NIS 2 cyber directive - The phases of NIS 2 implementation

Oct 01, 2023

Martin Hald


1. Understanding Phase


To fully grasp the scope and range of an organization's assets, potential threats, and their classification under NIS2.

Asset Mapping: 

All organizational assets, both physical and digital, should be catalogued. This allows for better threat modelling and risk assessment.

Risk Assessment: 

Comprehensive evaluations are vital to understanding possible vulnerabilities, threats, and their associated risks.


Identify where your organization stands within the sectors covered by NIS2. This provides a clear lens on the specific obligations and requirements.

2. Planning Phase


To create structured security policies, allocate resources, and establish an incident response plan.

Security Policies and Procedures: 

It's essential to draft security policies and procedures tailored to the organization's size, type, and risks. These documents act as the foundation for cybersecurity operations.

Incident Response Plan: 

In case of a security breach, having a predefined set of actions ensures a timely and appropriate response, minimizing potential damages.

Resource Allocation: 

Dedicate necessary technological and human resources to ensure compliance and enhance security measures.

3. Implementation Phase


To set the stage for compliance by integrating technical solutions, training stakeholders, and developing robust reporting mechanisms.

Technical Measures: 

Integrate crucial technological tools like firewalls, intrusion detection systems, and other cybersecurity solutions.

Training and Education: 

Regular training sessions keep stakeholders informed of the latest security policies and best practices.

Reporting Mechanisms: 

These systems ensure that any security breaches are reported within the stipulated timeframe.

4. Monitoring Phase


To continually observe and review the organization's security posture and its adherence to the NIS2 directive.

Ongoing Risk Assessment: 

The cyber landscape is continuously evolving, making regular risk assessments crucial.

Incident Monitoring: 

Surveillance systems should always be active, scanning for potential security breaches or threats.

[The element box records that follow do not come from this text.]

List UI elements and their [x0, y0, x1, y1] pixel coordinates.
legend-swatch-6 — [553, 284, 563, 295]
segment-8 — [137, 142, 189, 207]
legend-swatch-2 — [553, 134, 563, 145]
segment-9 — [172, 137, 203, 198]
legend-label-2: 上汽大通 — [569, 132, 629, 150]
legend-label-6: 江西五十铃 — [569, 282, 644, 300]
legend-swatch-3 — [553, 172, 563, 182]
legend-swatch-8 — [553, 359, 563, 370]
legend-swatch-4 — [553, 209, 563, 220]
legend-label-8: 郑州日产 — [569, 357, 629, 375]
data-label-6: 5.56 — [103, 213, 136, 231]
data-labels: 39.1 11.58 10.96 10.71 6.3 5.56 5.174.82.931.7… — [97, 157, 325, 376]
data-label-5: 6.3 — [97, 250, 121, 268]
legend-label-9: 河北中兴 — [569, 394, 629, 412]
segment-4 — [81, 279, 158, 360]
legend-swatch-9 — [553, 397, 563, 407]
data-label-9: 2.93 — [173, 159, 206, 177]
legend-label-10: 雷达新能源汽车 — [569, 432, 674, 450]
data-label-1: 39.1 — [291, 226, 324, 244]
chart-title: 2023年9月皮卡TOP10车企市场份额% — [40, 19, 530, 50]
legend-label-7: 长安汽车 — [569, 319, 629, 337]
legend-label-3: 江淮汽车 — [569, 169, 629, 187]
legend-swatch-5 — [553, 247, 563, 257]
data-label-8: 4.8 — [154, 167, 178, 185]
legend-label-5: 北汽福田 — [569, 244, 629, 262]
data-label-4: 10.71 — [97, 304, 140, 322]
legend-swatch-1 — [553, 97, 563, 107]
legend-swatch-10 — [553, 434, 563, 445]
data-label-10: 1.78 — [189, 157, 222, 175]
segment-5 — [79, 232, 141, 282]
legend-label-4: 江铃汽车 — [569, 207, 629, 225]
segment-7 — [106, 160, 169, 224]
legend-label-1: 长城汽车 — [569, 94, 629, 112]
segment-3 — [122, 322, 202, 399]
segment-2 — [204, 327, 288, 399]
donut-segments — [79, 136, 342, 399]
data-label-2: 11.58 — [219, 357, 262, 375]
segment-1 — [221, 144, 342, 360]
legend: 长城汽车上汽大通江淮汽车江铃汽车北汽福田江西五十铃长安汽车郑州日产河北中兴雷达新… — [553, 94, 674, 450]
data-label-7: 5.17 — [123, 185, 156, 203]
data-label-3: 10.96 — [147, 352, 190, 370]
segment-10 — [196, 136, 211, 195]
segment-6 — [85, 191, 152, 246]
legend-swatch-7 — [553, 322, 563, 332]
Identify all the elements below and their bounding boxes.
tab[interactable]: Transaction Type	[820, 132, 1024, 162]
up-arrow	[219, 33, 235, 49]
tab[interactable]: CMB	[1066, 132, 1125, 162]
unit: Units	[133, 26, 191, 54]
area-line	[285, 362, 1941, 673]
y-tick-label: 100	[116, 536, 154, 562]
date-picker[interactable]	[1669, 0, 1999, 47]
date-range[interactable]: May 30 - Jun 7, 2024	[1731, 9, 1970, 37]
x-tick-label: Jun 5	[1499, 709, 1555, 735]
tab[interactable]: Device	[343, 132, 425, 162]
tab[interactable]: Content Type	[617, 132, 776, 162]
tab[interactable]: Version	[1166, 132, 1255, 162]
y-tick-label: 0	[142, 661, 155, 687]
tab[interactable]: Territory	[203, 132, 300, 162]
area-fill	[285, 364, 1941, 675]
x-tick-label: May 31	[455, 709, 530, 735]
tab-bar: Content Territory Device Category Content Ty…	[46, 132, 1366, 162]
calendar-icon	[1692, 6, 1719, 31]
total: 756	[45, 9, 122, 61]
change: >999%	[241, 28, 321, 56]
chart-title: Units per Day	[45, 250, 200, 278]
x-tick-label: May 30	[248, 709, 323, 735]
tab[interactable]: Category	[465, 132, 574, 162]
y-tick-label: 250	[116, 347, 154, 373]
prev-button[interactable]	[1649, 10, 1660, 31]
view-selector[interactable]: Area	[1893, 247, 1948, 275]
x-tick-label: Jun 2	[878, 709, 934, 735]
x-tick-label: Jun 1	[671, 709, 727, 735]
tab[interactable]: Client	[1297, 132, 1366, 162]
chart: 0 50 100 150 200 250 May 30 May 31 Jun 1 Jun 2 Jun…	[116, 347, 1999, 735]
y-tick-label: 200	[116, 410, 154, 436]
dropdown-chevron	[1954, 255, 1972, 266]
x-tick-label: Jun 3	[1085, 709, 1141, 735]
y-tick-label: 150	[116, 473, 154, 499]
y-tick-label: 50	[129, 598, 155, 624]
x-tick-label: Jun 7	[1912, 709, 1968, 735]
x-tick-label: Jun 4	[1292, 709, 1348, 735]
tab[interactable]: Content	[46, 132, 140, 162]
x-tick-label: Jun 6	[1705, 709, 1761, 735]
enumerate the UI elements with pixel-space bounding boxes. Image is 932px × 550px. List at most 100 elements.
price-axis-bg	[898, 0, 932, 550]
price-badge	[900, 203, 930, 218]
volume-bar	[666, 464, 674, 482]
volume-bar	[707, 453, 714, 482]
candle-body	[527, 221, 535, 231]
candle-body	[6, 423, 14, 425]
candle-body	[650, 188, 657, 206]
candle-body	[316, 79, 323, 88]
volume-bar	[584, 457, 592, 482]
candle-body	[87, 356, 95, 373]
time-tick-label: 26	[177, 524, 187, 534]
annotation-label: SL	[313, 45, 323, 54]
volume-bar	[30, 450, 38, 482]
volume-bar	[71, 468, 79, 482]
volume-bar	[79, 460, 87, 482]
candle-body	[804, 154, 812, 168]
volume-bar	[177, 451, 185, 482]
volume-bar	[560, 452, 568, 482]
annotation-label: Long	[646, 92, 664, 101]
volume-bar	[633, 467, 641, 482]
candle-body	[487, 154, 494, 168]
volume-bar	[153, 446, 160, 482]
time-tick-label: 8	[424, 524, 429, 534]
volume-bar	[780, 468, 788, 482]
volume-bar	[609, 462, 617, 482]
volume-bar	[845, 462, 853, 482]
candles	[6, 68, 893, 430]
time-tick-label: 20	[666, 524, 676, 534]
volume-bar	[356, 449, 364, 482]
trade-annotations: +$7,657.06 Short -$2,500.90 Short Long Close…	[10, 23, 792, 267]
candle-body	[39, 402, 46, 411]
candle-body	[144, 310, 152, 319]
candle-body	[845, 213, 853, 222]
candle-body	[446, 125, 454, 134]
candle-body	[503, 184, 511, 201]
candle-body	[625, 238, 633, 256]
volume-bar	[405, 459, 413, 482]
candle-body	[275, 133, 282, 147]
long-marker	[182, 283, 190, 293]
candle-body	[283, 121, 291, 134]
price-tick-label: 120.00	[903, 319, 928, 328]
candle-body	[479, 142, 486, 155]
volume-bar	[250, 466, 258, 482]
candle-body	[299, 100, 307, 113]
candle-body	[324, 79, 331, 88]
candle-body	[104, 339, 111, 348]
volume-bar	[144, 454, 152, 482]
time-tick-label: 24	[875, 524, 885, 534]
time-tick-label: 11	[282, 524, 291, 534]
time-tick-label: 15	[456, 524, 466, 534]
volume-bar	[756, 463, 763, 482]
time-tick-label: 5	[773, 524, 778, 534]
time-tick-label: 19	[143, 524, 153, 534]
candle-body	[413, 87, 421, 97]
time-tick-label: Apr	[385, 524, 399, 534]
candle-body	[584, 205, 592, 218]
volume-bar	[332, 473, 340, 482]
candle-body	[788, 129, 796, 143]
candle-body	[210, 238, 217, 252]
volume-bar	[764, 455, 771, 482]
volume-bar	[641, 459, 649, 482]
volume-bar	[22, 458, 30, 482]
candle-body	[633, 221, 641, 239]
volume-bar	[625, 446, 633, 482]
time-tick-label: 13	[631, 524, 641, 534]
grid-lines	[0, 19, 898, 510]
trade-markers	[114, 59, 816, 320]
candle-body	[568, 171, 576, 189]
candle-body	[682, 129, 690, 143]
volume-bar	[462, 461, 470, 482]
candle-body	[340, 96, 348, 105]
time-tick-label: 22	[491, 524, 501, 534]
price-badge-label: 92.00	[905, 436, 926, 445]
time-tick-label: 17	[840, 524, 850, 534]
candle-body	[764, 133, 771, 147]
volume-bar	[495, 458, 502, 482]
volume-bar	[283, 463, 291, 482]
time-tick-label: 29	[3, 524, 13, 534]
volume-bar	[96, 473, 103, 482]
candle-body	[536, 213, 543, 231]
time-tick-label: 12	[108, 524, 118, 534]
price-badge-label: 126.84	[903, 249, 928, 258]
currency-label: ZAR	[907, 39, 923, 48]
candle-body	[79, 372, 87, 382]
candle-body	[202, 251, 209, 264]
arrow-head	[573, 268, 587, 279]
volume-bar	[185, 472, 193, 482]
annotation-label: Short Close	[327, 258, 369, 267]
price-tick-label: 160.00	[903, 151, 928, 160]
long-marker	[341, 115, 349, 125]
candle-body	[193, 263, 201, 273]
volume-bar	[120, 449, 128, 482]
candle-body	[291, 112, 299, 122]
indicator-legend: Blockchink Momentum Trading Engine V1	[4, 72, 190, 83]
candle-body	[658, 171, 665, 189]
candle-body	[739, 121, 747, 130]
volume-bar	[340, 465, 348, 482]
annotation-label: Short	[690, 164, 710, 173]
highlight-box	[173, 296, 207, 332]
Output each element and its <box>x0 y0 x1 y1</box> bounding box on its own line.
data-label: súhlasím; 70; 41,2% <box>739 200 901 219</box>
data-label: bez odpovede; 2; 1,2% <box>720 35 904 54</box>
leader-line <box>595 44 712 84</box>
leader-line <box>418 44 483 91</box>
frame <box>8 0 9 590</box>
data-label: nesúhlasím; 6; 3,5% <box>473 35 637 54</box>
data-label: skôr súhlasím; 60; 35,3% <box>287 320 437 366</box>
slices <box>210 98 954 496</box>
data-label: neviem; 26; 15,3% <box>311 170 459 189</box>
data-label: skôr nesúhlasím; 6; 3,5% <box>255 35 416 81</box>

Regular internal and external reviews are essential for identifying potential weaknesses or non-compliance areas.

5. Improvement Phase


To refine and optimize security measures based on feedback and monitoring outcomes.

Feedback Mechanisms: 

Channels should be established for stakeholders to provide insights and critiques about security measures.

Policy Updates: 

Revise security policies and procedures based on real-time insights and feedback.

Education Refresh: 

When policies are updated, stakeholders must be re-trained to accommodate the changes.

6. Reporting and Collaboration


To foster a transparent communication channel with national supervisory authorities and ensure timely reporting.

Timely Reporting: 

All security breaches should be reported promptly in line with NIS2’s requirements.

Collaboration with Authorities: 

Establishing transparent communication with national supervisory bodies enhances compliance and facilitates assistance when required.

Regular Updates: 

Keep these authorities updated on your organization's security postures and measures.


Complying with NIS2 doesn't only fulfil a regulatory requirement but also fortifies an organization against potential cyber threats. Following a structured framework and monitoring checklist, as outlined in this whitepaper, provides a roadmap for effective compliance.

This blog post serves as a foundational guide. Depending on the organization’s size, type, or sector, additional tailoring and expert consultation might be required to ensure complete compliance.